A number of works from the Cowden family of potters claimed notable results. At the top, $18,880, was a stoneware presentation syrup jug made by patriarch potter John W. Cowden, Harrisburg, Penn., circa 1860. Two brushed cobalt tulips adorned this piece above the inscription made out to Muncy, Penn., merchant James M. Bowman. It sold to a collector who lives in Muncy. During the Civil War, John W. Cowden aligned interests with Isaac J. Wilcox to create the Cowden & Wilcox pottery, located in Harrisburg, Penn. Two jars from the duo featuring a brushed cobalt man in the moon decoration would do well: $8,260 for a circa 1865 example with the man in the moon smoking a pipe, the only pipe-smoking variation the auction house has ever seen; and $2,832 for a mustached man in the moon, one of only a few examples known. Also of note from the maker was a two-handled jar, 14-5/8 inches tall, featuring a generous quantity of cobalt brushed grapes in a cluster. The clusters usually have six or eight grapes, but this one featured 15. Bidders responded favorably, snatching it up for $3,835.

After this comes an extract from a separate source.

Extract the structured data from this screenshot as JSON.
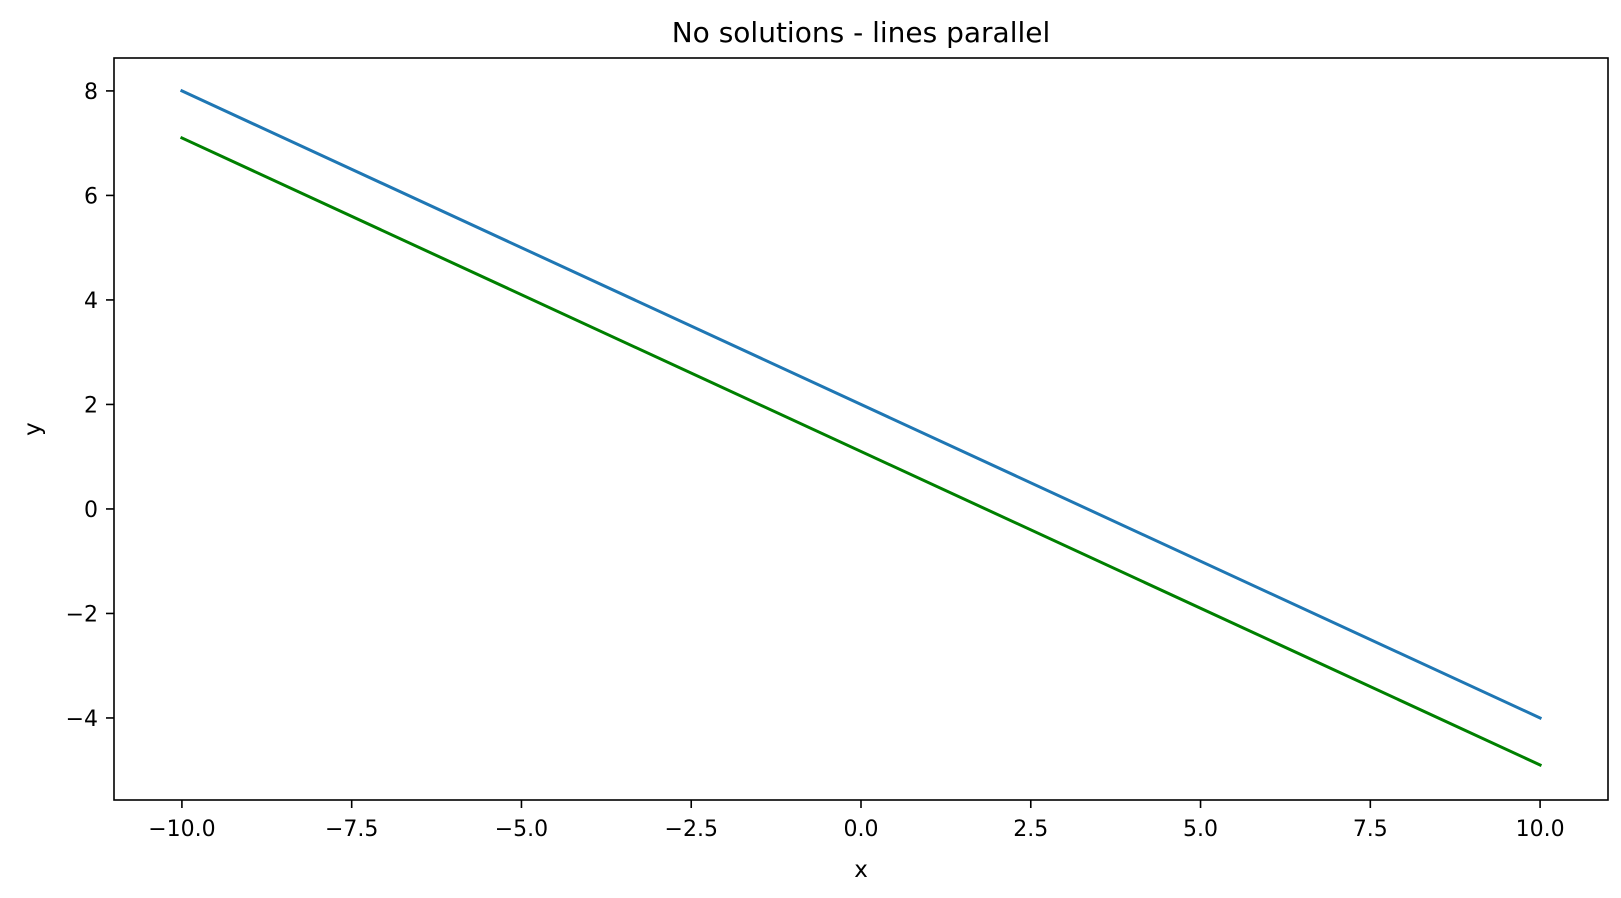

Selling 156 lots into the sale for $5,900 was a 4-gallon stoneware jar with incised floral decoration and crimped handles. The piece was inscribed “C. Atterbury / August 24th, 1807” and attributed to the Manhattan, N.Y., area, possibly by a member of the Crolius Family. The firm believes it was produced by the same potter who made the Elizabeth Crane bowl in the collection of the Museum of American Folk Art and the Henry Edoson flask in the Weitsman collection at the New York State Museum. “C. Atterbury” refers to Catharine Atterbury, born Catharine Boudinot, December 2, 1781, the daughter of Elisha Boudinot, a prominent New Jersey figure in the Revolutionary War and an eventual New Jersey Supreme Court Justice. Catherine married Lewis Atterbury, an Englishman who immigrated with his uncle, Benjamin Bakewell, around 1793. Bakewell is one of the most recognizable figures in early American glass for establishing Bakewell & Co in Pittsburgh, a business that ran for 80 years and cemented his legacy as the father of the flint-glass business in America. At 14¼ inches, the auction house called this jar the largest example known from this unknown potter. Catherine Atterbury’s silhouette is held by the New-York Historical Society.